The commissioner appointed to run a Northland school that has been compared to a slum says he doesn't know how it got into that state - but agrees it is taking too long to fix it.
Problems at Northland College have included leaky buildings, mould and asbestos on a roof, which has since been sealed off.
Chris Saunders has been managing Northland College in Kaikohe after successive boards ended up in debt to the Ministry of Education.
He said other schools of a similar vintage were in much better shape because their buildings were maintained properly but Northland College's were not.
Mr Saunders said senior ministry officials told him three years ago the school would be revamped but nothing was happening, which he said was very frustrating.
Don Edmonds, the chair of the board that was replaced by Mr Saunders three years ago, said the issue of the "shocking buildings" at the school was highlighted in an Education Review Office report in 2008.
He said Mr Saunders had fared no better than he and his board.
Northland College principal Jim Luders said today his school was so dilapidated the police wanted to use it in the holidays as a ghetto-style setting for training exercises.
Mr Luders said it was a tough job keeping up morale in such dilapidated surroundings, and he hoped the Ministry of Education would sign off this month on a planned rebuild.
The ministry said it had already spent $1.5 million on buildings at the school but acknowledged more could be done.
In a statement, the ministry said plans for the school were progressing well and it hoped to have a better idea of timing soon.
It said it had helped the school develop a proposal for a single redevelopment project and expected to make a decision on that in the next couple of months.

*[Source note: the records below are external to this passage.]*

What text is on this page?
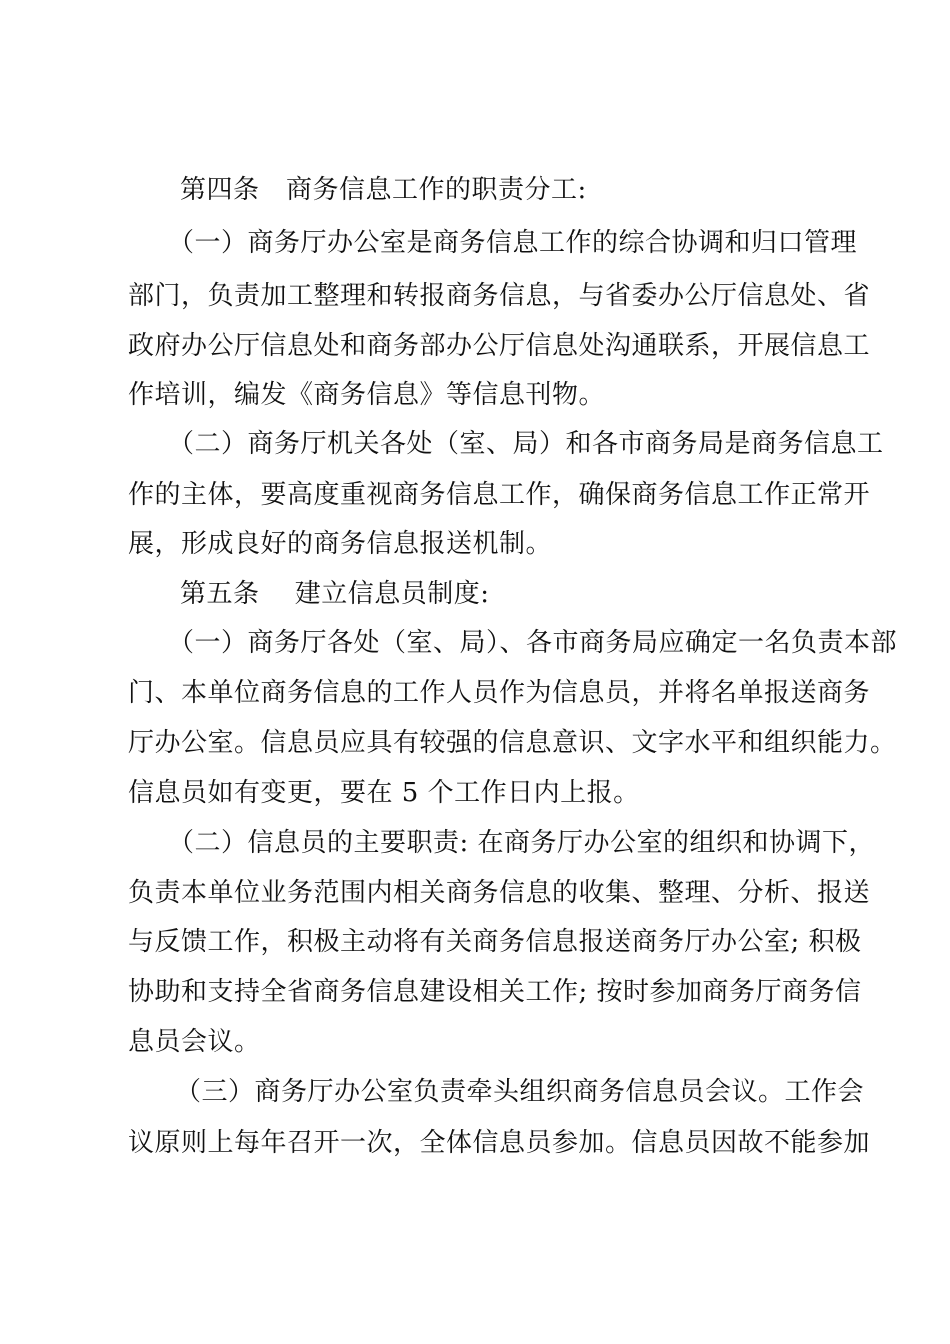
第四条　商务信息工作的职责分工:
（一）商务厅办公室是商务信息工作的综合协调和归口管理
部门，负责加工整理和转报商务信息，与省委办公厅信息处、省
政府办公厅信息处和商务部办公厅信息处沟通联系，开展信息工
作培训，编发《商务信息》等信息刊物。
（二）商务厅机关各处（室、局）和各市商务局是商务信息工
作的主体，要高度重视商务信息工作，确保商务信息工作正常开
展，形成良好的商务信息报送机制。
第五条　 建立信息员制度:
（一）商务厅各处（室、局）、各市商务局应确定一名负责本部
门、本单位商务信息的工作人员作为信息员，并将名单报送商务
厅办公室。信息员应具有较强的信息意识、文字水平和组织能力。
信息员如有变更，要在 5 个工作日内上报。
（二）信息员的主要职责: 在商务厅办公室的组织和协调下，
负责本单位业务范围内相关商务信息的收集、整理、分析、报送
与反馈工作，积极主动将有关商务信息报送商务厅办公室; 积极
协助和支持全省商务信息建设相关工作; 按时参加商务厅商务信
息员会议。
（三）商务厅办公室负责牵头组织商务信息员会议。工作会
议原则上每年召开一次，全体信息员参加。信息员因故不能参加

Spending on charter school challenged
New Zealand First leader Winston Peters has challenged the Government to explain why it has built a new charter school in the north, given Northland College's troubles.
In Parliament today, Mr Peters asked Prime Minister John Key to justify the spending on the new charter school at Whangaruru near Russell.
The Prime Minister said the partnership school was about providing choice for students, which was a separate issue from the problems facing Northland College.